Standards for management of natural resources and sharing revenues are spelt out by global bodies such as the Extractive Industry Transparency Initiative (EITI) that guarantees best practices and transparency, helping governments to avoid political meddling in oil exploitation.

Other success stories include Norway, which banned politicking on oil in election campaigns.

In the European wealthy nation of five million people, the main decisions on objectives, risk tolerance and ethical criteria lie with Parliament, with a clear division of roles between the owner (Parliament, Ministry of Finance) and the manager (Norges Bank), and its Central Bank.

In Norway, petroleum sector accounts for 25 per cent of GDP, 36 per cent of state revenues and 24 per cent of total investment, and 51 per cent of total export.

Its petroleum fund is large and still growing. The $560 billion fund is intended to safeguard the sector wealth and stabilise the economy.

Its function is to diversify from one asset (petroleum) to a portfolio of international securities, reducing the risk and increases returns.

The key decision is the strategic allocation to equities and to other asset classes (this defines the risk tolerance rather than return requirements). Parliament also sets ethical guidelines while the operational management is set aside for the Central Bank (Norges Bank).

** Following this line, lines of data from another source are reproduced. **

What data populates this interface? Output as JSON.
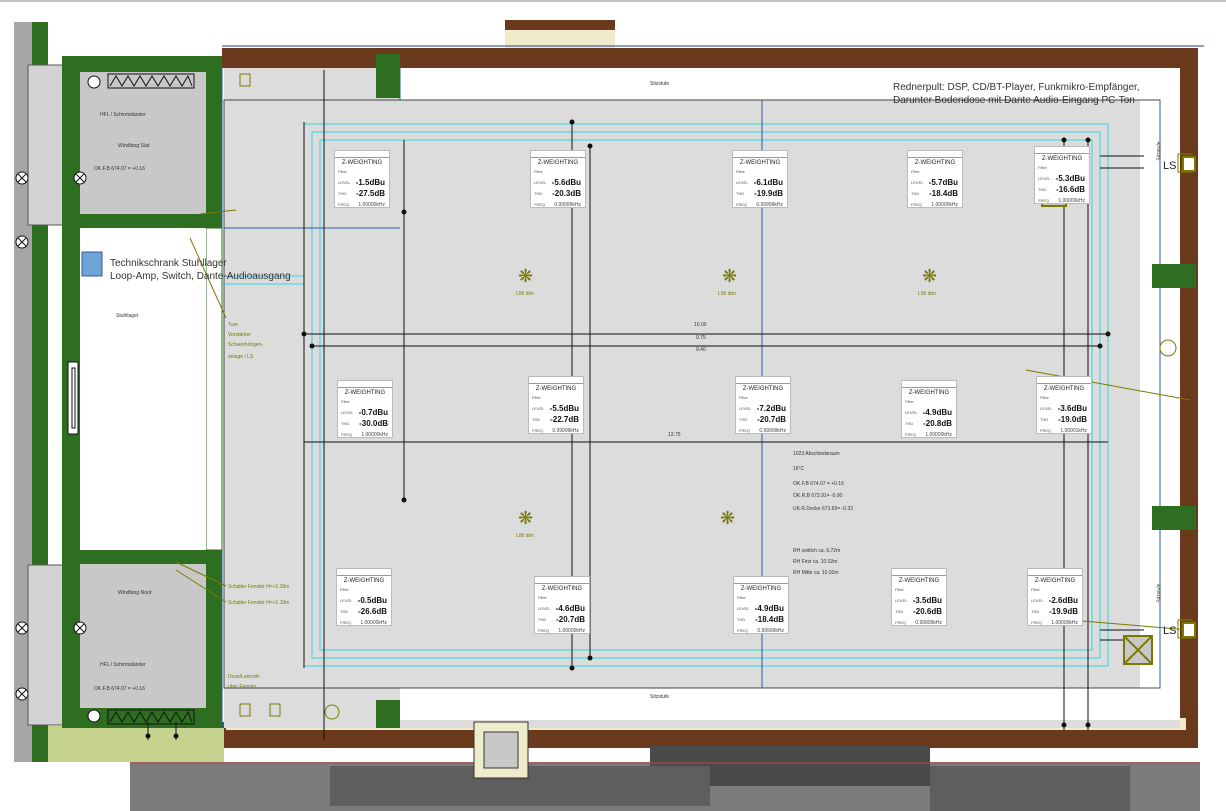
{
  "notes": {
    "rednerpult_line1": "Rednerpult: DSP, CD/BT-Player, Funkmikro-Empfänger,",
    "rednerpult_line2": "Darunter Bodendose mit Dante Audio-Eingang PC-Ton",
    "technik_line1": "Technikschrank Stuhllager",
    "technik_line2": "Loop-Amp, Switch, Dante-Audioausgang"
  },
  "rooms": {
    "windfang_sued": "Windfang Süd",
    "windfang_nord": "Windfang Nord",
    "stuhllager": "Stuhllager",
    "sitzstufe_top": "Sitzstufe",
    "sitzstufe_bottom": "Sitzstufe",
    "sitzstufe_right_top": "Sitzstufe",
    "sitzstufe_right_bottom": "Sitzstufe"
  },
  "room_info": {
    "name": "1023 Abschiedsraum",
    "temp": "16°C",
    "ok_fb": "OK.F.B 674.07 = +0.16",
    "ok_rb": "OK.R.B 673.91= -0.00",
    "uk_rd": "UK.R.Decke 673.69= -0.33",
    "rh_seitlich": "RH seitlich ca. 6.72m",
    "rh_first": "RH First ca. 10.02m",
    "rh_mitte": "RH Mitte ca. 10.02m"
  },
  "small_labels": {
    "hfl_top": "HFL / Schirmständer",
    "hfl_bottom": "HFL / Schirmständer",
    "okfb_top": "OK.F.B 674.07 = +0.16",
    "okfb_bottom": "OK.F.B 674.07 = +0.16",
    "schalter_1": "Schalter Fenster H=+1.30m",
    "schalter_2": "Schalter Fenster H=+1.10m",
    "dose_1": "Dose/Leerrohr",
    "dose_2": "über Fenster",
    "tuer_1": "Tuer",
    "tuer_2": "Verstärker",
    "tuer_3": "Schwerhörigen-",
    "tuer_4": "anlage / LS",
    "dim_1000": "10.00",
    "dim_875": "9.75",
    "dim_840": "9.40",
    "dim_1375": "13.75"
  },
  "speakers": {
    "ls_top": "LS",
    "ls_bottom": "LS"
  },
  "light_label": "L06 dim",
  "meter_common": {
    "header": "Z-WEIGHTING",
    "row1": "Filter",
    "row2": "LEVEL",
    "row3": "THD",
    "row4": "FREQ"
  },
  "meters": [
    {
      "level": "-1.5dBu",
      "thd": "-27.5dB",
      "freq": "1.00000kHz"
    },
    {
      "level": "-5.6dBu",
      "thd": "-20.3dB",
      "freq": "0.99999kHz"
    },
    {
      "level": "-6.1dBu",
      "thd": "-19.9dB",
      "freq": "0.99999kHz"
    },
    {
      "level": "-5.7dBu",
      "thd": "-18.4dB",
      "freq": "1.00000kHz"
    },
    {
      "level": "-5.3dBu",
      "thd": "-16.6dB",
      "freq": "1.00000kHz"
    },
    {
      "level": "-0.7dBu",
      "thd": "-30.0dB",
      "freq": "1.00000kHz"
    },
    {
      "level": "-5.5dBu",
      "thd": "-22.7dB",
      "freq": "0.99999kHz"
    },
    {
      "level": "-7.2dBu",
      "thd": "-20.7dB",
      "freq": "0.99999kHz"
    },
    {
      "level": "-4.9dBu",
      "thd": "-20.8dB",
      "freq": "1.00000kHz"
    },
    {
      "level": "-3.6dBu",
      "thd": "-19.0dB",
      "freq": "1.00001kHz"
    },
    {
      "level": "-0.5dBu",
      "thd": "-26.6dB",
      "freq": "1.00000kHz"
    },
    {
      "level": "-4.6dBu",
      "thd": "-20.7dB",
      "freq": "1.00000kHz"
    },
    {
      "level": "-4.9dBu",
      "thd": "-18.4dB",
      "freq": "0.99999kHz"
    },
    {
      "level": "-3.5dBu",
      "thd": "-20.6dB",
      "freq": "0.99999kHz"
    },
    {
      "level": "-2.6dBu",
      "thd": "-19.9dB",
      "freq": "1.00000kHz"
    }
  ]
}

Consultant economist Mbui Wagacha says unexpected wealth from natural resources is destabilising unless enjoyed responsibly.
“Saudi Arabia, the world’s biggest producer and owner of the biggest known reserves, is accused of being unfair, even cruel, to foreign hired hands. The Norwegians stand out for disciplined use of their bounty,” says Dr Wagacha.

In Ghana, oil and gas policy offers a good starting point for preparing a national oil and gas policy, which Kenya can customise. Through Tullow Oil, Ghana made an offshore oil discovery — as is the case for Kenya— and made its first export of oil in 2010. Offshore oil, unlike inland discoveries, is faster to develop.

The Democratic Republic of Congo, Africa’s third largest country by land area, is rich in precious minerals such as diamonds and gold but its people have gained little from this wealth because of conflict and bad governance. It then follows the argument that high quantities of oil is a curse for poor countries.

A recent report by Human Rights Watch says gold deposits in the volatile north-east of DRC have catalysed conflict in the area. Nigeria’s Niger Delta is the example of where oil wealth is blamed for corrupting Africa’s political elite, perpetuating exploitation, destroying the environment, provoking social conflicts, civil wars, abuse of human rights, distorting economies and increasing poverty.

The energy sector has for close to eight years been guided by Sessional Paper No. 4 of 2004. But a policy shift to diversify into renewable energy sources and unbundled generation and transmission of electricity have called for stronger laws.

Under the current regime governing the sector, there are laws which need to be brought under one Act for ease of administration.

Weaknesses in the Petroleum (Exploration and Production) Act Cap 308 and Model Production Sharing Contract (PSC) include lack of provisions for compensation, licensing, community awareness and participation.